Joan Miro (1893-1983)

Joan Miro ranks among the most important artists of the 20th century. An inventive and imaginative painter, sculptor, ceramicist and printmaker, he changed forever the course of modern art.

Joan Miró Ferra was born April 20, 1893, in Barcelona. At the age of 14, he went to business school in Barcelona and also attended the art school in the same city. Upon completing three years of art studies, he took a position as a clerk. After suffering a nervous breakdown, he abandoned business and resumed his art studies, attending Francesc Galí's Escola d'Art in Barcelona from 1912 to 1915. Miró received early encouragement from the dealer José Dalmau, who gave him his first solo show at his gallery in Barcelona in 1918.

In 1920 Miró made his first trip to Paris, where he met Pablo Picasso. From this time, Miró divided his time between Paris and Montroig, Spain. In Paris he associated with the poets Max Jacob, Pierre Reverdy, and Tristan Tzara and participated in Dada activities. It was his unending quest to merge the poetry of his art with the writings of poets, to find their common ground, to bridge poetry and painting.
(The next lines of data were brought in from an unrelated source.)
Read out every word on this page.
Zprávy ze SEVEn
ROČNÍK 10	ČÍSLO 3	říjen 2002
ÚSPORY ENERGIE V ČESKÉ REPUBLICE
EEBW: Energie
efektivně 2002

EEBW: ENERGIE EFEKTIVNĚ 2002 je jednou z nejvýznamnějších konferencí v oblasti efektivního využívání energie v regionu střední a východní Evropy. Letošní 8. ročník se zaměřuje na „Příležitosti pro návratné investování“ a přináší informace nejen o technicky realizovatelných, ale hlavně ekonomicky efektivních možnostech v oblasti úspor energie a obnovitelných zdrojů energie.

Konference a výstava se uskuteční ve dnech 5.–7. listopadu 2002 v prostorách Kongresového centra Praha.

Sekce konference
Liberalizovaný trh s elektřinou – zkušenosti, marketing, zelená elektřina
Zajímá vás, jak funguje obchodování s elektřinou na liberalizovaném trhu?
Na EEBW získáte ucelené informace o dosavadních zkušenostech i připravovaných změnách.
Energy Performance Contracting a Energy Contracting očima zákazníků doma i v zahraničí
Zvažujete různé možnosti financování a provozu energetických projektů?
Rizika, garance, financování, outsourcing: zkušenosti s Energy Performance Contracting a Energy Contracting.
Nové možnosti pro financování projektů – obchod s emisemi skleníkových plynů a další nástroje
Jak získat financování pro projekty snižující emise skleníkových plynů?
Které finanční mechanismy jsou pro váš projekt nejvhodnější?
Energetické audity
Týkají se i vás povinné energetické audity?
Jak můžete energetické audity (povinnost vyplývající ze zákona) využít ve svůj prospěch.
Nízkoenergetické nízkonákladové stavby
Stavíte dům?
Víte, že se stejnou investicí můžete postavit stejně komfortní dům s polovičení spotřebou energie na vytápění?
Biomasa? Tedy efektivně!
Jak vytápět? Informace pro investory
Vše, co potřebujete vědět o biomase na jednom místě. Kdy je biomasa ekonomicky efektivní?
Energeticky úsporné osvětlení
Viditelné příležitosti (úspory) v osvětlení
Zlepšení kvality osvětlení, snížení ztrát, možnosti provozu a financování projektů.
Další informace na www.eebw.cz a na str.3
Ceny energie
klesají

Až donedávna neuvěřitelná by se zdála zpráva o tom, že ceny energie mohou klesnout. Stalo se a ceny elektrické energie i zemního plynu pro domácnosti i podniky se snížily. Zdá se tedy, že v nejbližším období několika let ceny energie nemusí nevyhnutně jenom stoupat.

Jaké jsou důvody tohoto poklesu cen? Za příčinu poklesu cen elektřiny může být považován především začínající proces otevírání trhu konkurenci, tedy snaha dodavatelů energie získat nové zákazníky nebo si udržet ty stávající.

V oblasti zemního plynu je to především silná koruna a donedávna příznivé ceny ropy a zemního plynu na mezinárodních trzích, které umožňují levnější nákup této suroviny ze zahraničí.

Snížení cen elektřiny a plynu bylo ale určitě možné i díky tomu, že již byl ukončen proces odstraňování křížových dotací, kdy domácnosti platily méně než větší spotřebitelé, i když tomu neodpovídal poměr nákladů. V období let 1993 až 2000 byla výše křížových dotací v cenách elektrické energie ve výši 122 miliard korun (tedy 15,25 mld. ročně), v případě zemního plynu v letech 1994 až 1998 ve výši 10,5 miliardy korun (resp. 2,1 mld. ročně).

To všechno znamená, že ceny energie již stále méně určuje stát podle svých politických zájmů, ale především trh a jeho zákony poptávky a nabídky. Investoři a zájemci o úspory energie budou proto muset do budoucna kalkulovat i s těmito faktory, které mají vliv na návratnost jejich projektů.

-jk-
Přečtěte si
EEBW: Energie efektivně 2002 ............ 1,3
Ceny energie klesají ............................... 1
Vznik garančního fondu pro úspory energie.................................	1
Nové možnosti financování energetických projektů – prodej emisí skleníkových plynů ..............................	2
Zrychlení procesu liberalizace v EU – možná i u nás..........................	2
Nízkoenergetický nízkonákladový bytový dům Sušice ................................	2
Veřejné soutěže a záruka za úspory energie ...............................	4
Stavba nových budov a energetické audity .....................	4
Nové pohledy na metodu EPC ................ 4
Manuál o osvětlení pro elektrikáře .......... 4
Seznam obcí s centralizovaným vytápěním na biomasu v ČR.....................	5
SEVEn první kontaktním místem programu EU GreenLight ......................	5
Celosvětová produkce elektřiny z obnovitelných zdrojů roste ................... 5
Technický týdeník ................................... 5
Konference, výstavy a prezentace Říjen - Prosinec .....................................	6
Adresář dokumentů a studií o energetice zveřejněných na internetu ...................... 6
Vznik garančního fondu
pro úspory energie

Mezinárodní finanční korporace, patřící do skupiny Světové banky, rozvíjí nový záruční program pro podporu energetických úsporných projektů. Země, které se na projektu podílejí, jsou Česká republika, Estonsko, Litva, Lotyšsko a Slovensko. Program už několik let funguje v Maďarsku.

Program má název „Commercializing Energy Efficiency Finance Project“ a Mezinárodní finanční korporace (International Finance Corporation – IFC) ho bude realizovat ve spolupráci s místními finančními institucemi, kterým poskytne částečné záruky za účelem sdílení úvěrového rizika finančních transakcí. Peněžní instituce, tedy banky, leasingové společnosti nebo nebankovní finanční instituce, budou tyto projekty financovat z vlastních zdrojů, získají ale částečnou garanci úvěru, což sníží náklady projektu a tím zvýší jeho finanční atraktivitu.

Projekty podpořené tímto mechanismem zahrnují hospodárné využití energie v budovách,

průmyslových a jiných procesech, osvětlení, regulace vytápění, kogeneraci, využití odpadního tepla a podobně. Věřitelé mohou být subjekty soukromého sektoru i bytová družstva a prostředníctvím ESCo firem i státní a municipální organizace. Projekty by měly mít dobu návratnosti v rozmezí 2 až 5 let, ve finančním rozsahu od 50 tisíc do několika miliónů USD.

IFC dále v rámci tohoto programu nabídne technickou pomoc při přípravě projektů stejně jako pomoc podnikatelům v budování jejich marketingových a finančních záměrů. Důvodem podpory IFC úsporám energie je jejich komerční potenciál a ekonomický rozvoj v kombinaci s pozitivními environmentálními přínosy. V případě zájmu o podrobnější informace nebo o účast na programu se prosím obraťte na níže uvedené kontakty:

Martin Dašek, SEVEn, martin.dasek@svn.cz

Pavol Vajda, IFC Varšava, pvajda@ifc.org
Dalmau organized Miró's first solo show in Paris, at the Galerie la Licorne in 1921. His work was included in the Salon d'Automne of 1923. In 1924 Miró joined the Surrealist group. His solo show at the Galerie Pierre, Paris, in 1925 was a major Surrealist event; Miró was included in the first Surrealist exhibition at the Galerie Pierre that same year. He visited the Netherlands in 1928 and began a series of paintings inspired by Dutch masters. That year he also executed his first papiers collés (pasted papers) and collages. In 1929 he started his experiments in lithography, and his first etchings date from 1933. But it was after World War II that he turned to the graphic media in earnest. This return to printmaking engaged Miro's imagination until his death, and produced a body of intricate, innovative graphics which always reflected a restless search for different methods of composition and different visual content.

During the early 1930s he made Surrealist sculptures incorporating painted stones and found objects. In 1936 Miró left Spain because of the civil war; he returned in 1941. The following year he was commissioned to create a monumental work for the Paris World's Fair.

Miró's first major museum retrospective was held at the Museum of Modern Art, New York, in 1941. That year Miró began working in ceramics with Josep Lloréns y Artigas and started to concentrate on prints; from 1954 to 1973 he worked intensely in these two mediums, including etchings, lithographs and book illustrations. He received the Grand Prize for Graphic Work at the Venice Biennale in 1954, and his work was included in the first Documenta exhibition in Kassel the following year. In 1958 Miró was given a Guggenheim International Award for murals for the UNESCO building in Paris.

Miró retrospectives took place at the Musée National d'Art Moderne, Paris, in 1962, and the Grand Palais, Paris, in 1974. In 1978 the Musée National d'Art Moderne exhibited over five hundred works in a major retrospective of his drawings.

Miró died on December 25, 1983, in Palma de Mallorca, Spain.